Co, who was held with about 25 other Saigon generals, said that the first two years had been hard. Their food consisted mostly of rice and vegetables, with not much meat. They worked eight hours a day on tasks such as cultivating vegetables or cutting firewood. After two years, they were shifted to a camp where their families could visit them and bring them food, medicine and money.
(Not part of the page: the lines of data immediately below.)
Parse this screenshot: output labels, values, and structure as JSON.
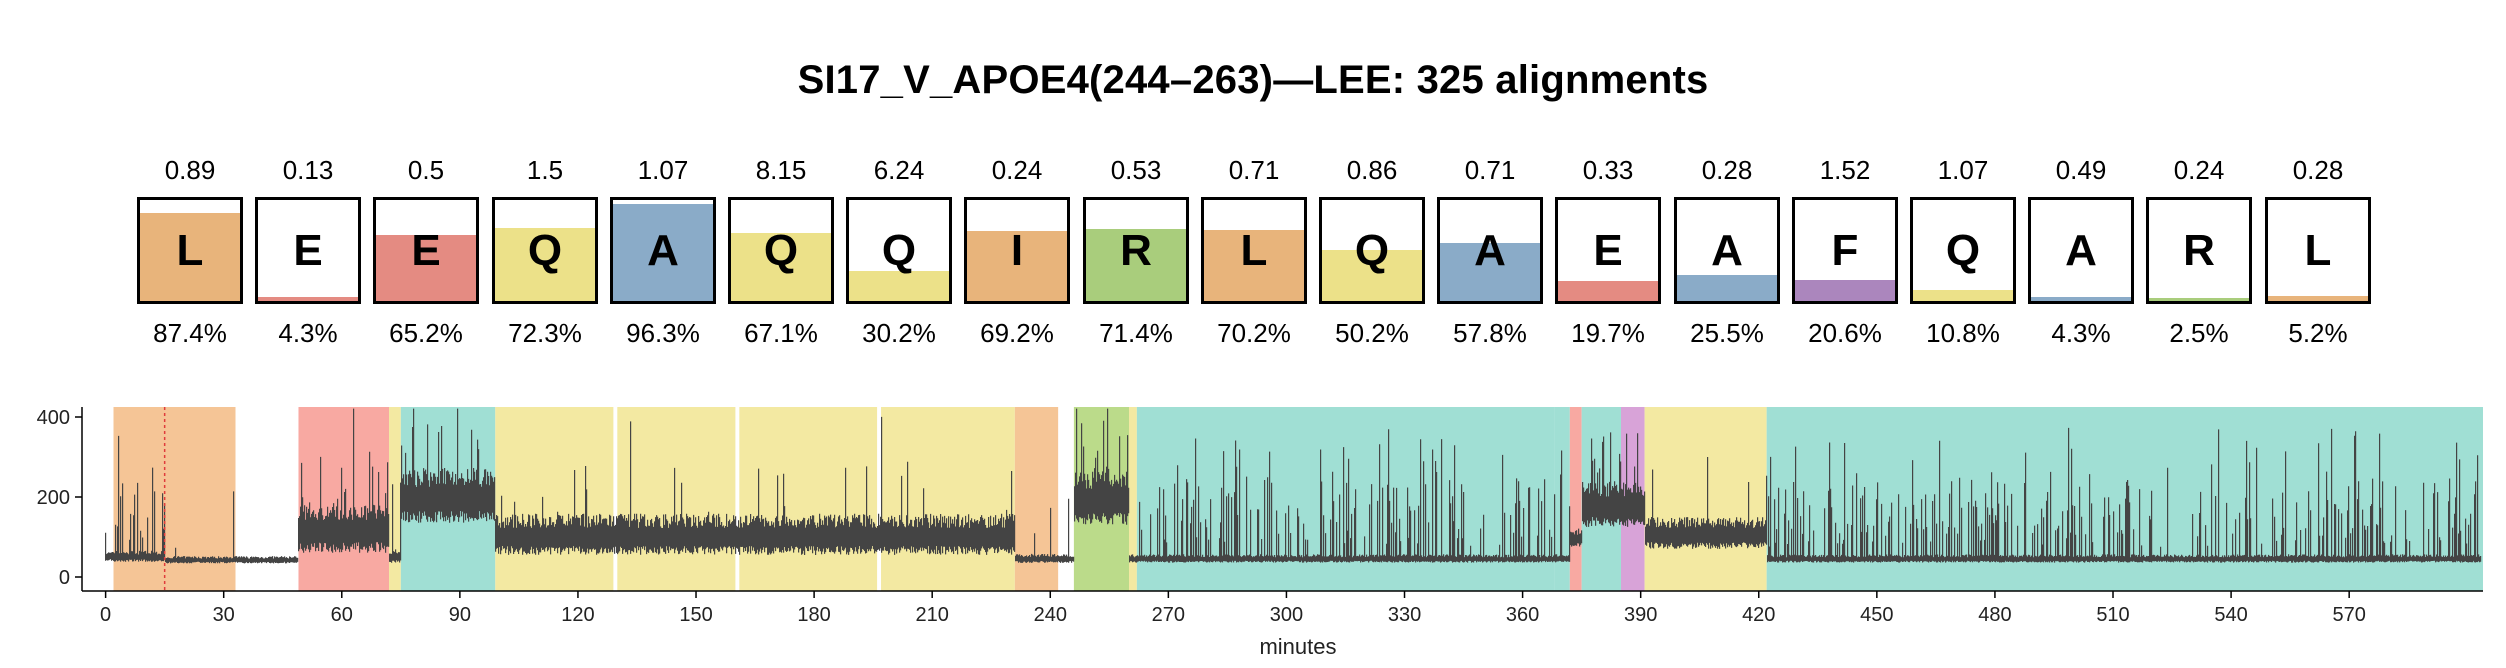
{
  "title": "SI17_V_APOE4(244–263)—LEE: 325 alignments",
  "colors": {
    "A": "#8aabc8",
    "Q": "#ece189",
    "L": "#e8b47b",
    "I": "#e8b47b",
    "E": "#e48b82",
    "R": "#a9cd7c",
    "F": "#ab86bd",
    "bg_orange": "#f5c596",
    "bg_red": "#f8a9a2",
    "bg_teal": "#a0dfd4",
    "bg_yellow": "#f3e9a2",
    "bg_green": "#bbdb8a",
    "bg_purple": "#d8a3d8",
    "trace": "#444444"
  },
  "residues": [
    {
      "letter": "L",
      "score": "0.89",
      "percent": "87.4%",
      "fraction": 0.874
    },
    {
      "letter": "E",
      "score": "0.13",
      "percent": "4.3%",
      "fraction": 0.043
    },
    {
      "letter": "E",
      "score": "0.5",
      "percent": "65.2%",
      "fraction": 0.652
    },
    {
      "letter": "Q",
      "score": "1.5",
      "percent": "72.3%",
      "fraction": 0.723
    },
    {
      "letter": "A",
      "score": "1.07",
      "percent": "96.3%",
      "fraction": 0.963
    },
    {
      "letter": "Q",
      "score": "8.15",
      "percent": "67.1%",
      "fraction": 0.671
    },
    {
      "letter": "Q",
      "score": "6.24",
      "percent": "30.2%",
      "fraction": 0.302
    },
    {
      "letter": "I",
      "score": "0.24",
      "percent": "69.2%",
      "fraction": 0.692
    },
    {
      "letter": "R",
      "score": "0.53",
      "percent": "71.4%",
      "fraction": 0.714
    },
    {
      "letter": "L",
      "score": "0.71",
      "percent": "70.2%",
      "fraction": 0.702
    },
    {
      "letter": "Q",
      "score": "0.86",
      "percent": "50.2%",
      "fraction": 0.502
    },
    {
      "letter": "A",
      "score": "0.71",
      "percent": "57.8%",
      "fraction": 0.578
    },
    {
      "letter": "E",
      "score": "0.33",
      "percent": "19.7%",
      "fraction": 0.197
    },
    {
      "letter": "A",
      "score": "0.28",
      "percent": "25.5%",
      "fraction": 0.255
    },
    {
      "letter": "F",
      "score": "1.52",
      "percent": "20.6%",
      "fraction": 0.206
    },
    {
      "letter": "Q",
      "score": "1.07",
      "percent": "10.8%",
      "fraction": 0.108
    },
    {
      "letter": "A",
      "score": "0.49",
      "percent": "4.3%",
      "fraction": 0.043
    },
    {
      "letter": "R",
      "score": "0.24",
      "percent": "2.5%",
      "fraction": 0.025
    },
    {
      "letter": "L",
      "score": "0.28",
      "percent": "5.2%",
      "fraction": 0.052
    }
  ],
  "chart_data": {
    "type": "line",
    "xlabel": "minutes",
    "ylabel": "",
    "xlim": [
      -6,
      604
    ],
    "ylim": [
      -35,
      425
    ],
    "xticks": [
      0,
      30,
      60,
      90,
      120,
      150,
      180,
      210,
      240,
      270,
      300,
      330,
      360,
      390,
      420,
      450,
      480,
      510,
      540,
      570
    ],
    "yticks": [
      0,
      200,
      400
    ],
    "grid": false,
    "baseline_level": 45,
    "regions": [
      {
        "start": 2,
        "end": 33,
        "color": "orange"
      },
      {
        "start": 49,
        "end": 72,
        "color": "red"
      },
      {
        "start": 72,
        "end": 75,
        "color": "yellow"
      },
      {
        "start": 75,
        "end": 99,
        "color": "teal"
      },
      {
        "start": 99,
        "end": 129,
        "color": "yellow"
      },
      {
        "start": 130,
        "end": 160,
        "color": "yellow"
      },
      {
        "start": 161,
        "end": 196,
        "color": "yellow"
      },
      {
        "start": 197,
        "end": 231,
        "color": "yellow"
      },
      {
        "start": 231,
        "end": 242,
        "color": "orange"
      },
      {
        "start": 246,
        "end": 260,
        "color": "green"
      },
      {
        "start": 260,
        "end": 262,
        "color": "yellow"
      },
      {
        "start": 262,
        "end": 368,
        "color": "teal"
      },
      {
        "start": 368,
        "end": 372,
        "color": "teal"
      },
      {
        "start": 372,
        "end": 375,
        "color": "red"
      },
      {
        "start": 375,
        "end": 385,
        "color": "teal"
      },
      {
        "start": 385,
        "end": 391,
        "color": "purple"
      },
      {
        "start": 391,
        "end": 422,
        "color": "yellow"
      },
      {
        "start": 422,
        "end": 604,
        "color": "teal"
      }
    ],
    "segments": [
      {
        "start": 0,
        "end": 2,
        "level": 50,
        "spread": 10,
        "spikes": 0
      },
      {
        "start": 2,
        "end": 15,
        "level": 50,
        "spread": 12,
        "spikes": 0.25
      },
      {
        "start": 15,
        "end": 49,
        "level": 42,
        "spread": 8,
        "spikes": 0.02
      },
      {
        "start": 49,
        "end": 72,
        "level": 115,
        "spread": 55,
        "spikes": 0.08
      },
      {
        "start": 72,
        "end": 75,
        "level": 50,
        "spread": 15,
        "spikes": 0.05
      },
      {
        "start": 75,
        "end": 99,
        "level": 195,
        "spread": 60,
        "spikes": 0.18
      },
      {
        "start": 99,
        "end": 231,
        "level": 100,
        "spread": 45,
        "spikes": 0.06
      },
      {
        "start": 231,
        "end": 246,
        "level": 45,
        "spread": 10,
        "spikes": 0.04
      },
      {
        "start": 246,
        "end": 260,
        "level": 190,
        "spread": 60,
        "spikes": 0.25
      },
      {
        "start": 260,
        "end": 372,
        "level": 45,
        "spread": 9,
        "spikes": 0.35
      },
      {
        "start": 372,
        "end": 375,
        "level": 95,
        "spread": 20,
        "spikes": 0.1
      },
      {
        "start": 375,
        "end": 391,
        "level": 175,
        "spread": 50,
        "spikes": 0.2
      },
      {
        "start": 391,
        "end": 422,
        "level": 105,
        "spread": 35,
        "spikes": 0.1
      },
      {
        "start": 422,
        "end": 604,
        "level": 45,
        "spread": 9,
        "spikes": 0.35
      }
    ],
    "vertical_marker": {
      "x": 15,
      "color": "#e03c3c",
      "style": "dotted"
    }
  }
}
Co seemed bitter not so much towards the government as towards Nguyen Van Thieu and his faction of the Saigon army. (Co belonged to the opposing faction of Duong Van Minh.) He said that he had wanted to leave Vietnam in early 1975 but had not been able to do so. Thieu's faction talked loudly about how they would "stay and serve the country" no matter what, but then fled. "They had the means to get out, but I didn't."

Today four of Co's 12 children live in the US, and he visits them every year.

Former Brigadier Nguyen Huu Hanh was retired from the army in May 1974 by Thieu as part of the infighting between the latter and Minh. He returned with Minh on April 29 and was with Minh in the palace when he surrendered the next day.

On the historic day, he said, the People's Liberation Army commander told Minh that there were no winners or losers, but now only Vietnamese. Hanh described Minh as a "patriot" who had accepted his brief presidency only in order to end the war and contribute to national reconciliation.

Asked about changes since 1975, Hanh said he is made "proud" by some of the economic changes. "The Vietnamese economy is now more self-sufficient. Farmers in the south are able to grow rice and export. In the past, the economy of the south fully depended on the US."

Nguyen Dinh Dau, the only civilian of the four, was part of a so-called "third force" that tried to become a political power after the Paris peace agreement of 1973, projecting itself as a peaceful alternative to both sides in the civil war.

"I was not a communist", Dau said, "but I wanted to help end the war". He added, somewhat wistfully, I thought, "I was not part of the [Saigon] government or part of the revolution. After 1975, nobody paid any attention to the third force."

Dau, who is now 85, said he still writes a weekly article for a Catholic newspaper, conducts historical research and publishes one book a year.

Brigadier Trieu Quoc Manh was a judge for the Saigon regime in the 1960s and the police chief of Saigon-Gia Dinh from 1971 to 1975. While he had not been sent to a re-education camp, for several years after reunification he was required to attend an annual three-day training session in Hanoi.

A number of journalists asked what conclusions the four had drawn from their experiences. Most of the replies to this were not very forthcoming, except for Nguyen Huu Hanh's.

In 1962, he said, he had been in the United States and had learned then that "every nation has its own way of doing things".

The present US administration, he added, should review the history of the Vietnam War and learn from it. "A strong country can't always act against a small country just as it wishes."

As a superpower, the US should seek to improve relations among countries big and small. "I think the US should try to solve problems through peaceful international solutions."

From Green Left Weekly, April 6, 2005.